Arvados-DCO-1.1-Signed-off-by: Tom Clegg <tom at curii.com>
diff --git a/services/keep-balance/balance.go b/services/keep-balance/balance.go
index fa01d512b..eb6f580f4 100644
--- a/services/keep-balance/balance.go
+++ b/services/keep-balance/balance.go
@@ -8,6 +8,7 @@ import (
"bytes"
"context"
"crypto/md5"
+ "errors"
"fmt"
"io"
"io/ioutil"
@@ -266,6 +267,29 @@ func (bal *Balancer) CheckSanityEarly(c *arvados.Client) error {
}
}
+ mountProblem := false
+ type deviceMount struct {
+ srv *KeepService
+ mnt *KeepMount
+ }
+ deviceMounted := map[string]deviceMount{} // DeviceID -> mount
+ for _, srv := range bal.KeepServices {
+ for _, mnt := range srv.mounts {
+ if first, dup := deviceMounted[mnt.DeviceID]; dup && first.mnt.UUID != mnt.UUID && mnt.DeviceID != "" {
+ bal.logf("config error: device %s is mounted with multiple volume UUIDs: %s on %s, and %s on %s",
+ mnt.DeviceID,
+ first.mnt.UUID, first.srv,
+ mnt.UUID, srv)
+ mountProblem = true
+ continue
+ }
+ deviceMounted[mnt.DeviceID] = deviceMount{srv, mnt}
+ }
+ }
+ if mountProblem {
+ return errors.New("cannot continue with config errors (see above)")
+ }
+
var checkPage arvados.CollectionList
if err = c.RequestAndDecode(&checkPage, "GET", "arvados/v1/collections", nil, arvados.ResourceListParams{
Limit: new(int),
diff --git a/services/keep-balance/balance_run_test.go b/services/keep-balance/balance_run_test.go
index 4e2c6803c..0d1b6b591 100644
--- a/services/keep-balance/balance_run_test.go
+++ b/services/keep-balance/balance_run_test.go
@@ -397,6 +397,32 @@ func (s *runSuite) TestRefuseNonAdmin(c *check.C) {
c.Check(pullReqs.Count(), check.Equals, 0)
}
+func (s *runSuite) TestRefuseSameDeviceDifferentVolumes(c *check.C) {
+ opts := RunOptions{
+ CommitPulls: true,
+ CommitTrash: true,
+ Logger: ctxlog.TestLogger(c),
+ }
+ s.stub.serveCurrentUserAdmin()
+ s.stub.serveZeroCollections()
+ s.stub.serveKeepServices(stubServices)
+ s.stub.mux.HandleFunc("/mounts", func(w http.ResponseWriter, r *http.Request) {
+ hostid := r.Host[:5] // "keep0.zzzzz.arvadosapi.com:25107" => "keep0"

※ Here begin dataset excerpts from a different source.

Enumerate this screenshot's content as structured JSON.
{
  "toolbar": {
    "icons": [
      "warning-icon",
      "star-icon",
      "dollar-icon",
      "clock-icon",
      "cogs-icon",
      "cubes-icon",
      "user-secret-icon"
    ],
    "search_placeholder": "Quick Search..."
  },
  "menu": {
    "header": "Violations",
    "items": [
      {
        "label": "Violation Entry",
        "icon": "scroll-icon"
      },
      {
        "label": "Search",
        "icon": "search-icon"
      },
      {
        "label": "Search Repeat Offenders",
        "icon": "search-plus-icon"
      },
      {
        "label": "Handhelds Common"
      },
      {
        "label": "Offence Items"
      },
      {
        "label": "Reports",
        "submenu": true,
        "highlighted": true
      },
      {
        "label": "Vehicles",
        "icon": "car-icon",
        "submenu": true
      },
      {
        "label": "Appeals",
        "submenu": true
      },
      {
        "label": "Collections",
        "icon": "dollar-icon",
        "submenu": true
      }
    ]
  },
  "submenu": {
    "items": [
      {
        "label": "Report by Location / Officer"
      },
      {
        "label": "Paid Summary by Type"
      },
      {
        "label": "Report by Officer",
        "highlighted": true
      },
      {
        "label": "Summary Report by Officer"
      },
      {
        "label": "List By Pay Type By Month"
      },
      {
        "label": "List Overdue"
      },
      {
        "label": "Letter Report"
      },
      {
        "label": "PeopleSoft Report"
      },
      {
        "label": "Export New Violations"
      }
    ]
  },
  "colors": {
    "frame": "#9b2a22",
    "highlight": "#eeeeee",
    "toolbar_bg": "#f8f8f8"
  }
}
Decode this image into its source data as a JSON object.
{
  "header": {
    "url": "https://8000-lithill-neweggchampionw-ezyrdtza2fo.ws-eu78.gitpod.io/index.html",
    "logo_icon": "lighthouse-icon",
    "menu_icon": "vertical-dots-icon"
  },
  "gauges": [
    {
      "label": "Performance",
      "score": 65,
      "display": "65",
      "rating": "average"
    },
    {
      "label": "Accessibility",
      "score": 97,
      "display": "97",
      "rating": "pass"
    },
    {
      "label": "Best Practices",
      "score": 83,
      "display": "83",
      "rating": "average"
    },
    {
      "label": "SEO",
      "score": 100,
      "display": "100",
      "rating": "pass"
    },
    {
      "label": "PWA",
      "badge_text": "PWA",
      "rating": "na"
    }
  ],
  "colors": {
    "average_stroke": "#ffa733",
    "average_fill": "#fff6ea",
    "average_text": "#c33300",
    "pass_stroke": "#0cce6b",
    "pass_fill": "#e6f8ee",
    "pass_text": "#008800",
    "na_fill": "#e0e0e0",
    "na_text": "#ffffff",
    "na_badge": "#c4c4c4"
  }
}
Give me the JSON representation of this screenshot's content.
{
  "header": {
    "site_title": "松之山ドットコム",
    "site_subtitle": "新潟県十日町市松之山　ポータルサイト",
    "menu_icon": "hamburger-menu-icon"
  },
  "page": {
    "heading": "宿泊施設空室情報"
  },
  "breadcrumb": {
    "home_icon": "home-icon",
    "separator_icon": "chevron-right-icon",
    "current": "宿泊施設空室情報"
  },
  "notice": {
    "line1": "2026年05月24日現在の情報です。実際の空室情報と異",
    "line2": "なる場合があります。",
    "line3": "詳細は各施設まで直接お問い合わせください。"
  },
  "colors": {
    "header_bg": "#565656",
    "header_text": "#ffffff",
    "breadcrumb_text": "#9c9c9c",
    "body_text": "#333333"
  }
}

+ json.NewEncoder(w).Encode([]arvados.KeepMount{{
+ UUID: "zzzzz-ivpuk-0000000000" + hostid,
+ DeviceID: "keep0-vol0",
+ StorageClasses: map[string]bool{"default": true},
+ }})
+ })
+ trashReqs := s.stub.serveKeepstoreTrash()
+ pullReqs := s.stub.serveKeepstorePull()
+ srv := s.newServer(&opts)
+ _, err := srv.runOnce()
+ c.Check(err, check.ErrorMatches, "cannot continue with config errors.*")
+ c.Check(trashReqs.Count(), check.Equals, 0)
+ c.Check(pullReqs.Count(), check.Equals, 0)
+}
+
func (s *runSuite) TestWriteLostBlocks(c *check.C) {
lostf, err := ioutil.TempFile("", "keep-balance-lost-blocks-test-")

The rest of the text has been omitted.